Camille Japy goes from the role of actress to that of director with this first feature film, Under the carpet. On the occasion of its release in physical format, let's go back a while on this French comedy that has a dead body in the closet...

Brain death?

Odile (Ariane Ascaride recently found in voice participation in Forbidden by dogs and Italians) intends to bring together his children and grandchildren to celebrate his birthday. As the preparations are in full swing, her husband suddenly dies of a heart attack. Terrassed, she will eventually pull her husband's corpse under the bed and welcome her children (Berenice Bejo and Thomas Scimeca) as if nothing were... If the masquerade lasts for a while, the family's cracks will soon resurface.

Let's talk frankly. Under the carpet It's a bad start. The exhibition drags in its wake a gallery of unbearable and dazzling characters, almost all more annoying than each other. Cherry on the cake, a mid-fig mid-raisin interpretation (see squarely semi-fig, mid-fig) that is not necessarily going to fix during the feature film. Between dramatic thrusts overplayed or on feigned excitement, the gallery of actors pushes the potashes to the fullest (noting the performances of Ariane Ascaride and Marilou Aussilloux, the two who get out the best) and god knows if it does not benefit Under the carpet.

Dead and buried?

However, in overprinting appears little by little a more serious vein, where comedy sometimes heavying (the unbearable role of beauf of Stéphane Brel In particular) leaves room for a rare and sometimes interesting discourse on the relationship we can have with death. Better, some paintings appear where the lights up until then are quite worthy of a telefilm that has a certain stamp: night scenes, a whole sequence between the children and their deceased grandfather, scenes of love... Better, this mid-film sometimes comes from the emotional puffs that we didn't see coming, always carried by the grandmother's character.
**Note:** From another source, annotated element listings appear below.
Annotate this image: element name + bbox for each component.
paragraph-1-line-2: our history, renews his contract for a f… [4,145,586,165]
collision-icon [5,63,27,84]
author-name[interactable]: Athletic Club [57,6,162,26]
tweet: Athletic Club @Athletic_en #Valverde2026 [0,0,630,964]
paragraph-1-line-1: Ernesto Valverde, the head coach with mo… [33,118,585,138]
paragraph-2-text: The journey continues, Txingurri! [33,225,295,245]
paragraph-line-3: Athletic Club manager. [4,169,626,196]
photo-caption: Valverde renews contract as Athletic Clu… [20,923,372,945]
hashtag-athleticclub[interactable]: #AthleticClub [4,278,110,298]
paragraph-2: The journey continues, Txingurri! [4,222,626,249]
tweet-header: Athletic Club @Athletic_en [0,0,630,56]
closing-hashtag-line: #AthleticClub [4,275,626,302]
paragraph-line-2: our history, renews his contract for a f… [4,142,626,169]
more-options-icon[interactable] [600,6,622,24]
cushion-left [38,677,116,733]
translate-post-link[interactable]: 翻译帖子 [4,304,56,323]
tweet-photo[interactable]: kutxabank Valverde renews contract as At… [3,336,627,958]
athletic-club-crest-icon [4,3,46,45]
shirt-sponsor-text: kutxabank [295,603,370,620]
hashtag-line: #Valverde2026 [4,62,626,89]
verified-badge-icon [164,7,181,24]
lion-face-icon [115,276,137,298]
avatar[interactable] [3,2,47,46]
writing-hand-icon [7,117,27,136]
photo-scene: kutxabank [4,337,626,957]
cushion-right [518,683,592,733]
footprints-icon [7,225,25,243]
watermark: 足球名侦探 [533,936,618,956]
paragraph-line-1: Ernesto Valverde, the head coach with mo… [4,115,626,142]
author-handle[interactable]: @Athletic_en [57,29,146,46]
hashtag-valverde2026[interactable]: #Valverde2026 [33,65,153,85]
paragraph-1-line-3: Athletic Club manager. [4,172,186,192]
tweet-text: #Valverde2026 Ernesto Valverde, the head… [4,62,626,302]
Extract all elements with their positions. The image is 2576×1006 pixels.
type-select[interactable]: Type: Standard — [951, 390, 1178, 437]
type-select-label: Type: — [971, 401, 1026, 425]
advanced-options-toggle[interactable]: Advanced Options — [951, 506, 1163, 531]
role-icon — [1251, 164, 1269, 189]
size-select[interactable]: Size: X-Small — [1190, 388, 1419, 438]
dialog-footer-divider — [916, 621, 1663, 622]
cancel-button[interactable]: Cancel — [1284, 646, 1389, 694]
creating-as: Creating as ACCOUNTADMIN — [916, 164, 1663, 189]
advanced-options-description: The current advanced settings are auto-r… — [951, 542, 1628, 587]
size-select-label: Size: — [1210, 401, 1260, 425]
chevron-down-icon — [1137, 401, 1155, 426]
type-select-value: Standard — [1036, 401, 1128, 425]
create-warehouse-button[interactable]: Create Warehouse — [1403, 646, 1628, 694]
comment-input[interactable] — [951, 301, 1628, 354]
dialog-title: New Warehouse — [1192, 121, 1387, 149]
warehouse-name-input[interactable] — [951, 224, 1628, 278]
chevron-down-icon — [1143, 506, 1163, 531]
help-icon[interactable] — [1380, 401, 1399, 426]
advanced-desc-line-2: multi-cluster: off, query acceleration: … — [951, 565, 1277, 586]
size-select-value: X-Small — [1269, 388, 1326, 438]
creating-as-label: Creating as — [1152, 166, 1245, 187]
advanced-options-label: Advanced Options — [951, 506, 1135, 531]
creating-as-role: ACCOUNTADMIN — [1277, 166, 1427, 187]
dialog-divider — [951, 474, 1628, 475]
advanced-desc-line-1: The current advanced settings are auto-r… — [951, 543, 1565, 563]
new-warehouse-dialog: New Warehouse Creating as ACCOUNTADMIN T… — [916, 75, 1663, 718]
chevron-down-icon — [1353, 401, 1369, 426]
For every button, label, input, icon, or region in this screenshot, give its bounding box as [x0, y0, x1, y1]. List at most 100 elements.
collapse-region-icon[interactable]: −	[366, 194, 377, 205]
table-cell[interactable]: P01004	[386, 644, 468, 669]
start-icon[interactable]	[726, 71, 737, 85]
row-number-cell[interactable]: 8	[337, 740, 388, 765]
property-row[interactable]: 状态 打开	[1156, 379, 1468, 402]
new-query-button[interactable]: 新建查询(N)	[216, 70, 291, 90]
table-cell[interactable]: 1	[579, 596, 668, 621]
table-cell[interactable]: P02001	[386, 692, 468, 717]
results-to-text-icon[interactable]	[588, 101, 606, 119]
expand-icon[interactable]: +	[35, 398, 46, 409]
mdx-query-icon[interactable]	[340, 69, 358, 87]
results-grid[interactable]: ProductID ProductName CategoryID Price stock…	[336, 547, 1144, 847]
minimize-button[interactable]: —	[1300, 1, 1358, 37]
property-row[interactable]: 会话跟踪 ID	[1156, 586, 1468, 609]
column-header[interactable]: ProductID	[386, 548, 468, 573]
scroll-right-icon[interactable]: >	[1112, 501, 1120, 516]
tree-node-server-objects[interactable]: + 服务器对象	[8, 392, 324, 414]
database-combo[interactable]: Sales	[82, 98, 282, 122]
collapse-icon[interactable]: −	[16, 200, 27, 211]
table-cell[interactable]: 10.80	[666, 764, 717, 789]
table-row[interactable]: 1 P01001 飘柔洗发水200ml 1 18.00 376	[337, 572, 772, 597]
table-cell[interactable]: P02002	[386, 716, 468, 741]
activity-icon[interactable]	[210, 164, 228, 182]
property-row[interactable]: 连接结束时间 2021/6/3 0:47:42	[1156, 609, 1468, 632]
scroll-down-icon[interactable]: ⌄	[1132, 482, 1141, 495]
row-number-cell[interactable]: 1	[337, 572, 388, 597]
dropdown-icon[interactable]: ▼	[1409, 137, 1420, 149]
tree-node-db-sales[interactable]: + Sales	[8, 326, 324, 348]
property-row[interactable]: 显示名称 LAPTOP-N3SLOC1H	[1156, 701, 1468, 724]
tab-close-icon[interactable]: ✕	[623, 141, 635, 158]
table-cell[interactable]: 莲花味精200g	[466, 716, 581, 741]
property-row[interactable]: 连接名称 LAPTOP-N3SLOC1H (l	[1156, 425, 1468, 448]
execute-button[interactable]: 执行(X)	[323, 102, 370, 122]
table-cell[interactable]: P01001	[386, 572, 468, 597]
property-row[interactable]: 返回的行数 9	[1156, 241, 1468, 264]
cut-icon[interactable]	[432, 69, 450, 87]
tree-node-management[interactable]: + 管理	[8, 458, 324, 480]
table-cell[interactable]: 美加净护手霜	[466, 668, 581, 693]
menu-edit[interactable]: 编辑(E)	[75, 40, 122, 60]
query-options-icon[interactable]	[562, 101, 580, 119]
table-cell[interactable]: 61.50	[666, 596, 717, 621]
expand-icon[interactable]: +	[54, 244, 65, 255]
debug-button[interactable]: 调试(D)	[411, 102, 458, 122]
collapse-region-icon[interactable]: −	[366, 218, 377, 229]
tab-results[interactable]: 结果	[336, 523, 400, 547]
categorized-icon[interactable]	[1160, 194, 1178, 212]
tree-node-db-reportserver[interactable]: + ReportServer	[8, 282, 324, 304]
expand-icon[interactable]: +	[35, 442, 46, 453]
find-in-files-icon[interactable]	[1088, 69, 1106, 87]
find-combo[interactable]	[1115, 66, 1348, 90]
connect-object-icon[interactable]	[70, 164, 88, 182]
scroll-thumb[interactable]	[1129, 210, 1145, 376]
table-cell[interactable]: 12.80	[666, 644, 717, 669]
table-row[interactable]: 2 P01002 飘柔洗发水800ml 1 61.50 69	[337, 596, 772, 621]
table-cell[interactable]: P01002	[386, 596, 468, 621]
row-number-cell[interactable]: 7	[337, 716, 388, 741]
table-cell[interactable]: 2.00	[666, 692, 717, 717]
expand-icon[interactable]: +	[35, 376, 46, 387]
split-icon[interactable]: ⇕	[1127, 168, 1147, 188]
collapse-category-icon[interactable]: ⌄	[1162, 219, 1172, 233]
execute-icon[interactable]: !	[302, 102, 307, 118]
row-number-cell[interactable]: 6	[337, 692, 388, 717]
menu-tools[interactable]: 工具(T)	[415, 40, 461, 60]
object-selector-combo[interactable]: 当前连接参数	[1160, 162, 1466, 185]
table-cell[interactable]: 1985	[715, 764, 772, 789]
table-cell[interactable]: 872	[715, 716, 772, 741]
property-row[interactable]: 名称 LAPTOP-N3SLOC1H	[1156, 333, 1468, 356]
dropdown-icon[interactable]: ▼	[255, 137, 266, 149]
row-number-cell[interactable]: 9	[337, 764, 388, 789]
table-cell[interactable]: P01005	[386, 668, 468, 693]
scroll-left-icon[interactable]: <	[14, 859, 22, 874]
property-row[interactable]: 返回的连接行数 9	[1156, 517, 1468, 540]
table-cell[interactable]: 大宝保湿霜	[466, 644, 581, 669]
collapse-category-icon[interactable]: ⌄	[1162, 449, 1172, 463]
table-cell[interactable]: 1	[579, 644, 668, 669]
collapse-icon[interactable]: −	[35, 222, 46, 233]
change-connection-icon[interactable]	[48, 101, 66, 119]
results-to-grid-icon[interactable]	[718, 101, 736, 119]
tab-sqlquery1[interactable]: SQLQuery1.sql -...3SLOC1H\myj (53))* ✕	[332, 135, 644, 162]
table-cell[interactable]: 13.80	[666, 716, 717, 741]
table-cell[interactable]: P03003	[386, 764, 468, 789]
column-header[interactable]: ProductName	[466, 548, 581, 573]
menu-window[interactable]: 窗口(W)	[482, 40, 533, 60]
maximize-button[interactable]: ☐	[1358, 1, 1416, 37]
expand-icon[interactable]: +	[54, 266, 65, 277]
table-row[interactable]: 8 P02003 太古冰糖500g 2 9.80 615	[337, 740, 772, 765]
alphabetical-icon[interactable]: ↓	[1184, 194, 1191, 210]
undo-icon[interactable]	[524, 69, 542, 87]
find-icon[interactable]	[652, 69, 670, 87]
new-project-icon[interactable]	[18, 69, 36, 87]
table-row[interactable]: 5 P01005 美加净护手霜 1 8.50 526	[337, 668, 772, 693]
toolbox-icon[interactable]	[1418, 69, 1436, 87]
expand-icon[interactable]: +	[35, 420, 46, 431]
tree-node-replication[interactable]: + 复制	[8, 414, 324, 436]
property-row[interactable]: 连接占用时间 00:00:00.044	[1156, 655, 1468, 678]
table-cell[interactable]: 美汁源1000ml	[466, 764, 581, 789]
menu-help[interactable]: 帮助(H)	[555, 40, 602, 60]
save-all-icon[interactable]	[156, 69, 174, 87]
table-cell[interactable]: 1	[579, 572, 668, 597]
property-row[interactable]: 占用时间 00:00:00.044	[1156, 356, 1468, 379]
Unfortunately, in the wake of a dramatic turn (after a funeral scene almost pleasant by its burlesque side), a last explosion of pathos imposed by the dictate of a scripting order here totipotent manages to make forget all that we raised positive in the preceding paragraph: ahead of violins, actors in freewheels, back to a pure narrative like cigarette paper... Anyway, Under the carpet negotiates this final turn very badly and it is a great pity because will remain in the mouth of the spectator an unalterable bitter taste.

In short, Under the carpet Camille Japy could have become a memorable French drama, thanks in particular to his bold tone breaks and a speech not so often developed in cinema. Unfortunately, a tenacious bicephaly will repeatedly return the film to its script reefs, far too often in any case not to crack its hull. But Under the carpet still raises the level of French comedy mainstream and is worth a look at for several of its internal segments that surprise the rest of the film.

To find already in physical format with as bonus Girls, a short film by Camille Japy (2017, 16 min).

Data sheet

DVD Zone B (France)
Publisher: Blaq Out
Duration: 93 min
Release date: 05 December 2023

Video format : 576p/25 - 1.85
Soundtrack : French Dolby Digital 5.1 (and 2.0)
Subtitles : French and English

Under the carpet

Drinking the Stephen Kings as the apricot syrup of my native country, I first discovered cinema through its (often bad) adaptations. I'm married to Mrs. Wilkes as much as a persistent Stockholm syndrome, I am gradually opening up to videoclub films and B-series peasers.Today, I wander between my favorite cinemas, film festivals and the edges of Helvetic lakes much less calm than they look.